Since 2003, the NYSE has required the boards of listed companies to conduct an annual self-evaluation.[i] Commentators have endorsed such evaluations as being a critical corporate governance best practice, arguing that no one—not managers, shareholders, or regulators—has better information about how a board performs.[ii] Outsiders are largely limited to evaluating board members based on outputs, such as firm performance, while board members are in the room and thus able to use a much broader set of metrics to evaluate both inputs and outputs.

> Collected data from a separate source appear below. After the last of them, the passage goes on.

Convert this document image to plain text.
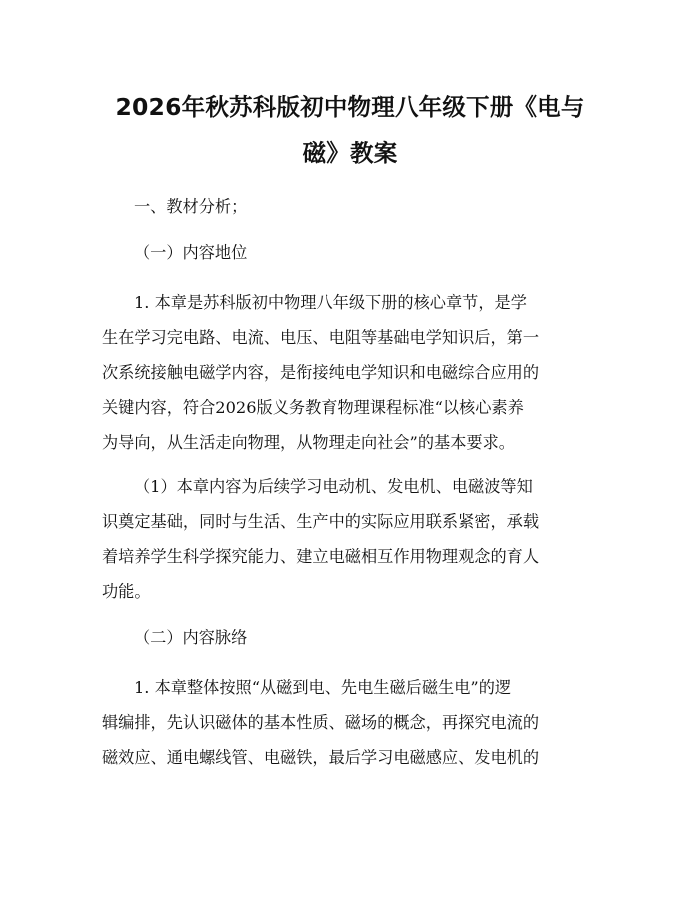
2026年秋苏科版初中物理八年级下册《电与
磁》教案

一、教材分析；

（一）内容地位

1. 本章是苏科版初中物理八年级下册的核心章节，是学
生在学习完电路、电流、电压、电阻等基础电学知识后，第一
次系统接触电磁学内容，是衔接纯电学知识和电磁综合应用的
关键内容，符合2026版义务教育物理课程标准“以核心素养
为导向，从生活走向物理，从物理走向社会”的基本要求。

（1）本章内容为后续学习电动机、发电机、电磁波等知
识奠定基础，同时与生活、生产中的实际应用联系紧密，承载
着培养学生科学探究能力、建立电磁相互作用物理观念的育人
功能。

（二）内容脉络

1. 本章整体按照“从磁到电、先电生磁后磁生电”的逻
辑编排，先认识磁体的基本性质、磁场的概念，再探究电流的
磁效应、通电螺线管、电磁铁，最后学习电磁感应、发电机的
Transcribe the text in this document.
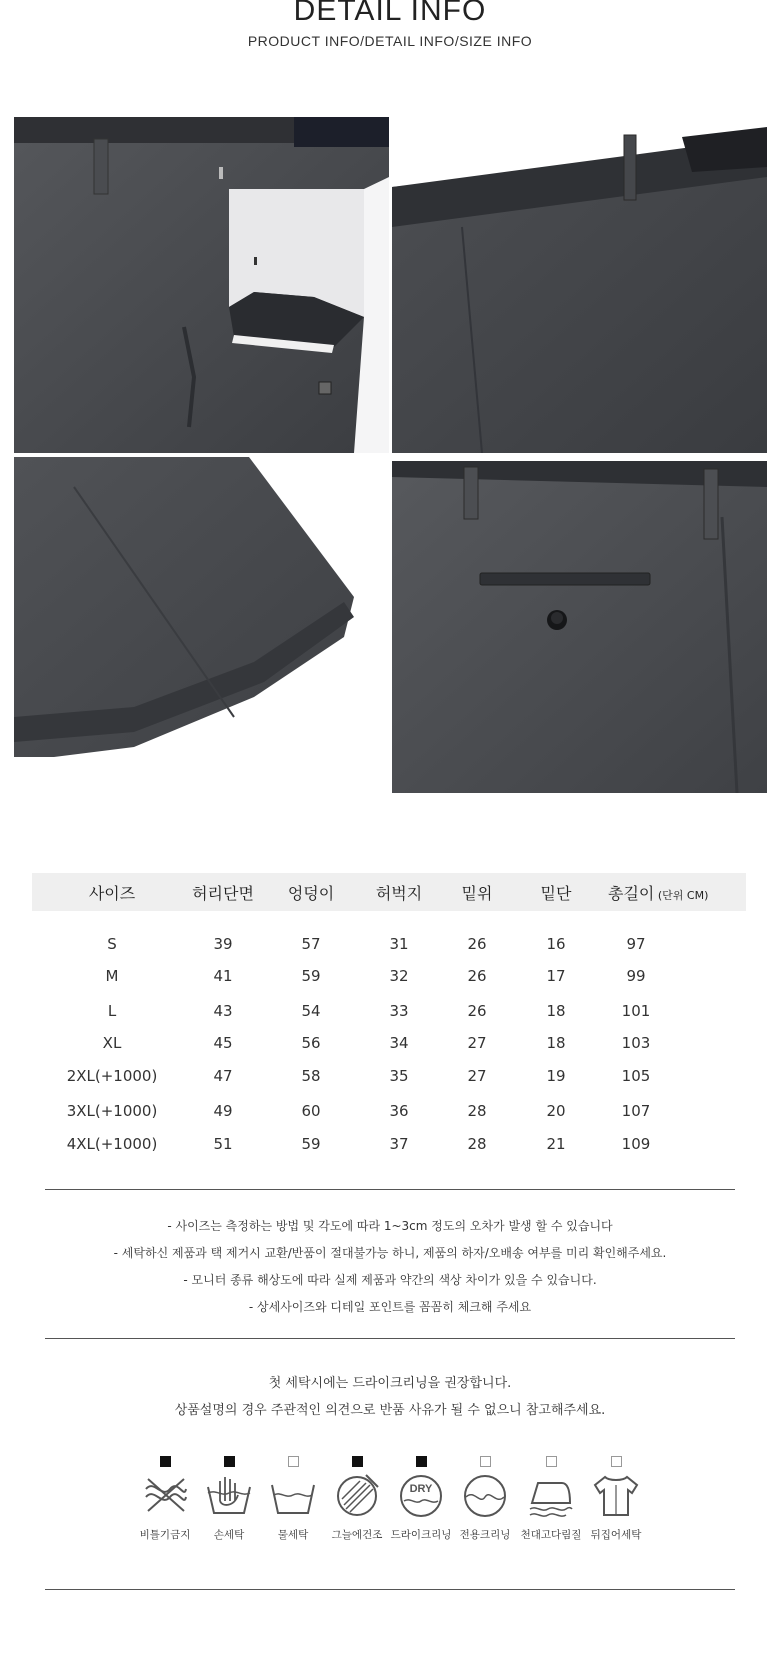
DETAIL INFO
PRODUCT INFO/DETAIL INFO/SIZE INFO
사이즈	허리단면	엉덩이	허벅지	밑위	밑단	총길이 (단위 CM)
S	39	57	31	26	16	97
M	41	59	32	26	17	99
L	43	54	33	26	18	101
XL	45	56	34	27	18	103
2XL(+1000)	47	58	35	27	19	105
3XL(+1000)	49	60	36	28	20	107
4XL(+1000)	51	59	37	28	21	109
- 사이즈는 측정하는 방법 및 각도에 따라 1~3cm 정도의 오차가 발생 할 수 있습니다
- 세탁하신 제품과 택 제거시 교환/반품이 절대불가능 하니, 제품의 하자/오배송 여부를 미리 확인해주세요.
- 모니터 종류 해상도에 따라 실제 제품과 약간의 색상 차이가 있을 수 있습니다.
- 상세사이즈와 디테일 포인트를 꼼꼼히 체크해 주세요
첫 세탁시에는 드라이크리닝을 권장합니다.
상품설명의 경우 주관적인 의견으로 반품 사유가 될 수 없으니 참고해주세요.
비틀기금지	손세탁	물세탁	그늘에건조
DRY
드라이크리닝 전용크리닝 천대고다림질 뒤집어세탁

In practice, however, boards are as bad at self-evaluation as they are most other tasks. Barely half of companies evaluate the performance of individual directors, as opposed to evaluating the board as a whole,[iii] despite the obvious importance of determining whether individual board members are making effective contributions to the board’s decision-making processes. Of those that do conduct individual evaluations, just slightly over a third believe their company’s evaluation of individual directors provide an accurate assessment of each individual’s contributions.[iv]
[i] NYSE, Listed Company Manual § 303.A09.
[ii] See, e.g., Jonathan F. Foster & Steven A. Rosenblum, The Importance of Director Self-Evaluations (Feb. 25, 2013), https://currentcap.com/2013/02/25/the-importance-of-director-self-evaluations; see also Frederick D. Lipman & L. Keith Lipman, Corporate Governance Best Practices: Strategies for Public, Private, and Not-for-Profit Organizations 12 (2006).
[iii] Taylor Griffin et al., How Board Evaluations Fall Short, TheCLSBlueSkyBlog.com (Mar. 22, 2017), http://clsbluesky.law.columbia.edu/2017/03/22/board-evaluations-and-boardroom-dynamics (“Only half (55 percent) of companies that conduct board evaluations evaluate individual directors ….”).
[iv] See id. (reporting that “only one third (36 percent) believe their company does a very good job of accurately assessing the performance of individual directors”).